Barrowman and Van Outen have excellent banter throughout, bursting into song, winding each other up and generally not being very helpful sous chefs, but it’s John Barrowman’s pan-fried ostrich that ends up winning the audience over.
Kate Winslet (1998)
Three weeks before Titanic won 11 Oscars, its star (and future Oscar-winner herself for The Reader) Kate Winslet knocked up some crab cakes with Ainsley Harriot. It’s a surreal watch from the start, as she makes wonderfully dorky jokes about her ingredients, bringing along crab because “I sort of became quite friendly with sea life during Titanic” and proudly holding aloft her “iceberg lettuce”.
She was just 22 at the time, and she and Ainsley have delightfully silly father-daughter banter, while Fern Britton gets her to practise her potential Oscars speech using a pepper grinder as a makeshift microphone. She’s up against Casualty star Gray O’Brien, who, ironically, would later have a main role in Doctor Who’s own Titanic-themed episode ‘Voyage of the Damned’.
Rakie Ayola (2008)
In this Holby City-themed episode, two of the show’s current stars went head to head: Ade Edmondson, who was better known at the time thanks to Bottom and The Young Ones, and Rakie Ayola, who had been on Holby for five years.

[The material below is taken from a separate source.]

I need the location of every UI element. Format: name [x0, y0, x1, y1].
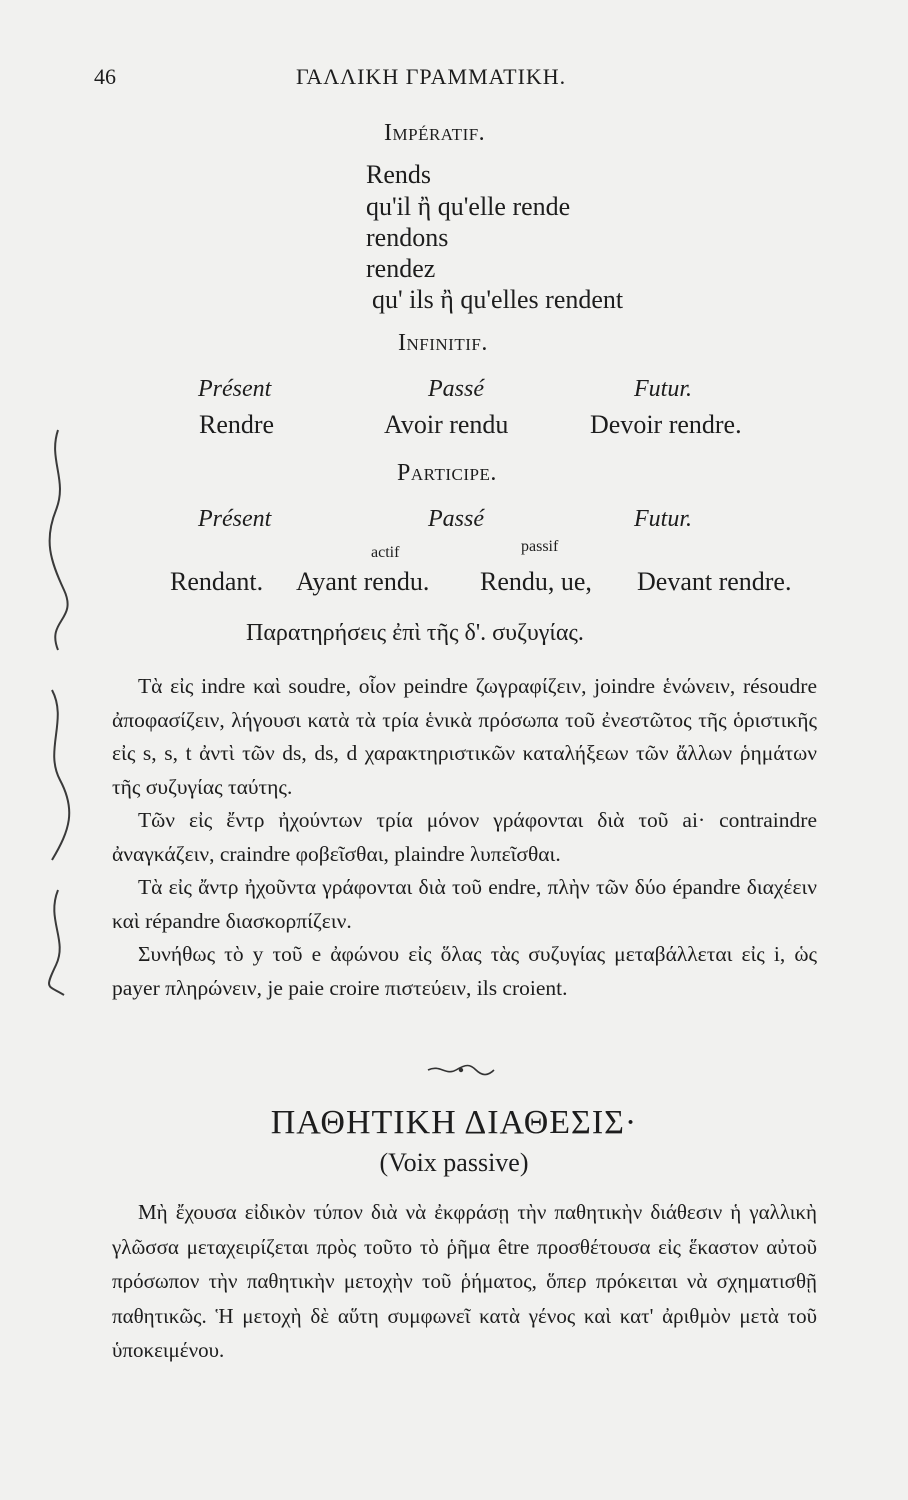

As she rustled up a Caribbean feast of jerk chicken and fried chocho with chef Levi Roots, Rakie talks to host Ainsley Harriott about her upcoming role on Doctor Who, playing the hostess in ‘Midnight’. She also says that growing up her ambition was just to be paid to act, and “everything after that is just a bonus”.
This makes it especially gratifying to know she would go on to star in celebrated series like Noughts + Crosses, No Offence and The Pact, and win a BAFTA for her portrayal of Gee Walker, the mother of the tragically murdered teenager Anthony Walker, in hard-hitting drama Anthony.
Lily Savage (1998)
Less an ‘unlikely’ celebrity booking than a simply first-rate one, Ready Steady Cook’s 1998 Christmas special featured two queens of TV, Lily Savage (aka the much-missed Paul O’Grady) and Dame Barbara Windsor, and it was unsurprisingly an absolute riot. The clip above shows Lily at her quick-witted best, delivering one zinger after another as she shows chef Anthony Worrall Thompson the ingredients she’s brought in, including a still-frozen turkey she describes as so free-range “it’s been on a coach trip”.
Her bag of goodies also features a half-empty bottle of Sherry (“I drank that on the bus”), a Christmas cake with a slice cut out (apparently, the bus got caught in traffic…), and a sandwich bag of sausage rolls, all of which she admits she stole from an office Christmas party she crashed the night before. “Hang on a minute, we gave you a tenner for all that”, Fern Britton chimes in, allowing Lily to deliver the classic punchline we’ve been waiting for, triumphantly pulling the unspent £10 note from her bra. What a legend.